Warning: This review contains minor spoilers for Willow.
Out of all the major sci-fi/fantasy properties that had their heyday in the ’80s getting a second go-around via a legacyquel series, Willow—Ron Howard’s 1988 fantasy film starring Warwick Davis and Val Kilmer—is a somewhat confounding choice. It’s got some rich set pieces and world-building and it has its fans who adore it (particularly among those who might’ve been kids when the movie came out), but the film, which got mixed reviews and did alright at the box office, might not have been an obvious choice. Were people necessarily clamoring for a Willow TV show set decades after the movie as they did with some of the other movies and shows getting mined for their IP right now?
Regardless of that answer, a Willow series (which is also titled Willow) is now upon us. And, at least based on the first two episodes, it’s a fascinating foray back into that world as a new evil threatens to overtake the world as we know it. While several actors are reprising their roles from the film, the series smartly puts the onus on its new characters, even if it takes some time to introduce the gambit.
Willow is set several decades after the film ends, long enough for Elora Danan, the baby prophesied to bring Queen Bavmorda’s downfall in the film, to grow up.
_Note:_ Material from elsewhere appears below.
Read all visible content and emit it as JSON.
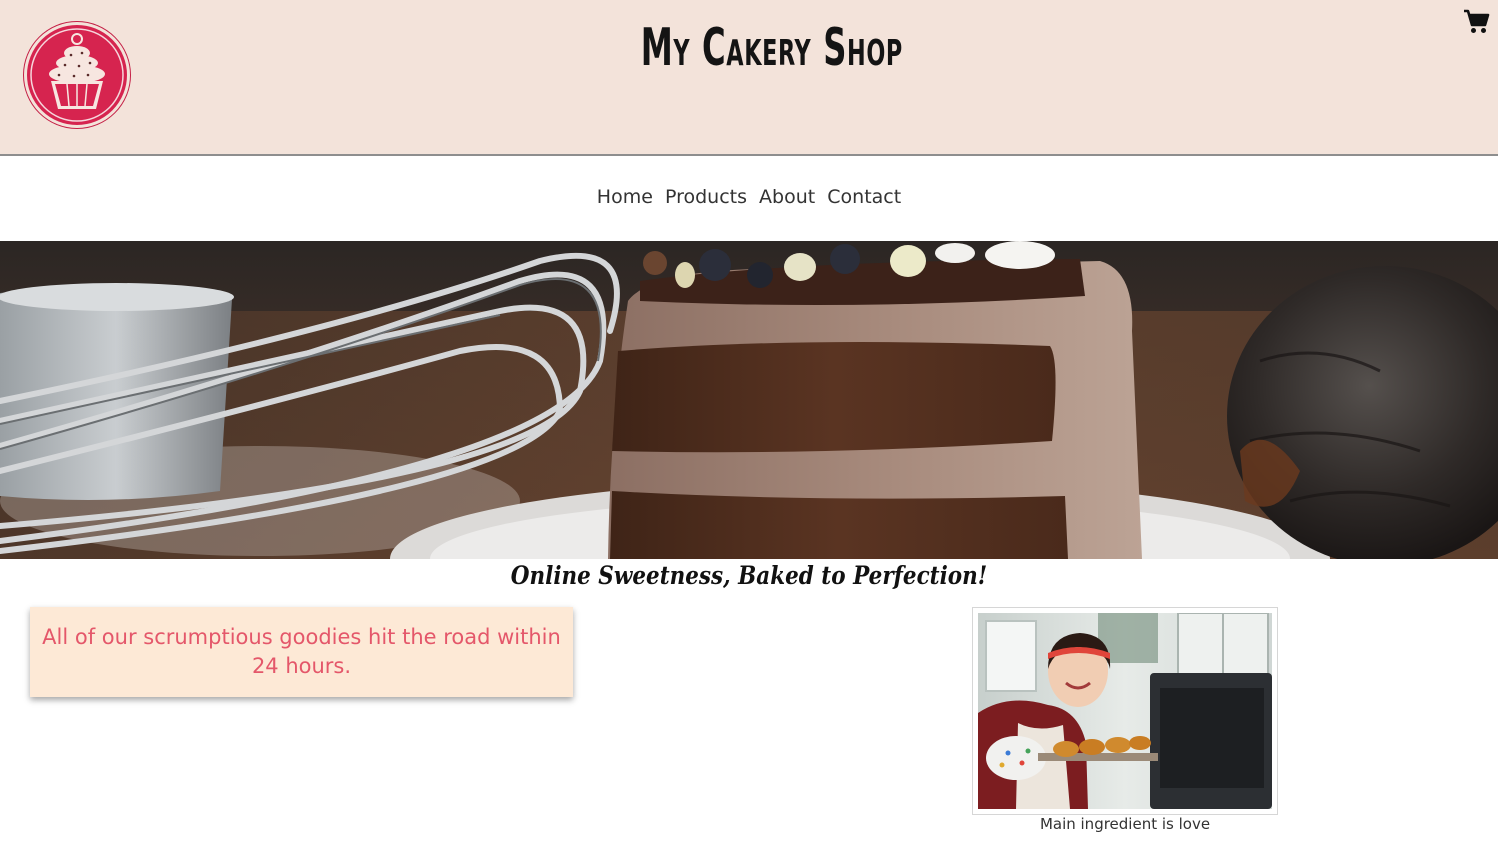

But Willow’s (Davis) efforts to protect Elora weren’t the end of the troubles that faced them: In a prologue voiced by an older Queen Sorsha (Joanne Whalley), Bavmorda’s daughter who switched sides in the film, Willow had a vision that “an ancient evil would rise again and destroy the future Empress, and her end would herald a new dark age.”
The rest of the kingdom is told that Elora disappeared but will return one day to take her rightful place on the throne. But the kidnapping of Sorsha’s son Airk (Dempsey Bryk) by evil forces will soon bring much of what she tried keeping under wraps for Elora’s protection to light, including the identity of the only person capable of saving the world. (Unlike other genre shows, we won’t have to wait an entire season to find out who Elora is.)
Leading the charge is Airk’s sister Kit (Ruby Cruz), a tomboy who’d rather fight with her sword than be forced into the purely political marriage her mother is making her enter. Her girlfriend Jade (Erin Kellyman), who strives to become a knight, quickly volunteers. Kit’s betrothed Graydon (Tony Revolori) is more comfortable with his nose in a book than with a weapon in hand but is ordered to protect her anyway. Boorman (Amar Chadha-Patel) is an imprisoned thief who’s promised a full pardon by the queen for assisting the quest, and Dove (Ellie Bamber) is a kitchen maid and stowaway who’s romantically linked to Airk who aims to do what she can to bring her love back home. And Willow, as the premiere sorcerer in the region (even if he’s become estranged from his once-friend), is recruited to help them locate Airk.
(Val Kilmer, who played Madmartigan in the original film—and is Airk and Kit’s father—isn’t in Willow’s first season because of health reasons, but Madmartigan is namedropped and mentioned often enough in the first two episodes alone to feel like he is. And the mentions are open-ended enough to leave open the possibility of him showing up later on.)
It’s a classic ensemble setup that allows a group of personalities to team up and clash even as they strive for the same goal. Kit and Dove are both impatient to get on with it, while Willow has his reasons for taking caution, and Jade’s orders to follow Willow take precedence over her girlfriend’s impatience. Graydon mostly feels out of place, but Boorman is a wait-and-see kind of guy who teases a mysterious past connection with Madmartigan. A trip to Nelwyn—which Willow calls home—introduces more characters, including Willow’s grown-up daughter Mims (Annabelle Davis), who discovered Elora all those years ago. Willow is often a walking, talking collection of exposition tasked with training a reluctant sorcerer in the making.
And once Elora’s identity is unveiled, a major question remains: In a world where the ability to cast magic fades if it’s not nurtured (if you don’t use it, you lose it mentality), is Willow too late to teach Elora what he knows? And even if he can, can he prevent the visions of a dark future he’s seeing?
Willow does its best to ensure that viewers don’t have to watch the 1988 Willow movie to understand the 2022 Willow TV show—the first few minutes of the series serve as a recap of the film, and we occasionally flash to footage from the film—but it probably helps if you’ve seen the original film. The visual effects are great, including some of the monster work, and its production design helps to enhance what we’re already familiar with. (Also: some fun knitwear in the mix!)
It’s too soon to tell whether Willow will fall into the nostalgia trap that so many IP reboots (especially Disney IP reboots) fall into, but so far, it’s a promising start. It’s full of quirky and likable characters with a clear goal, and Willow might have some magic up its sleeve
New episodes of Willow debut on Wednesdays on Disney+.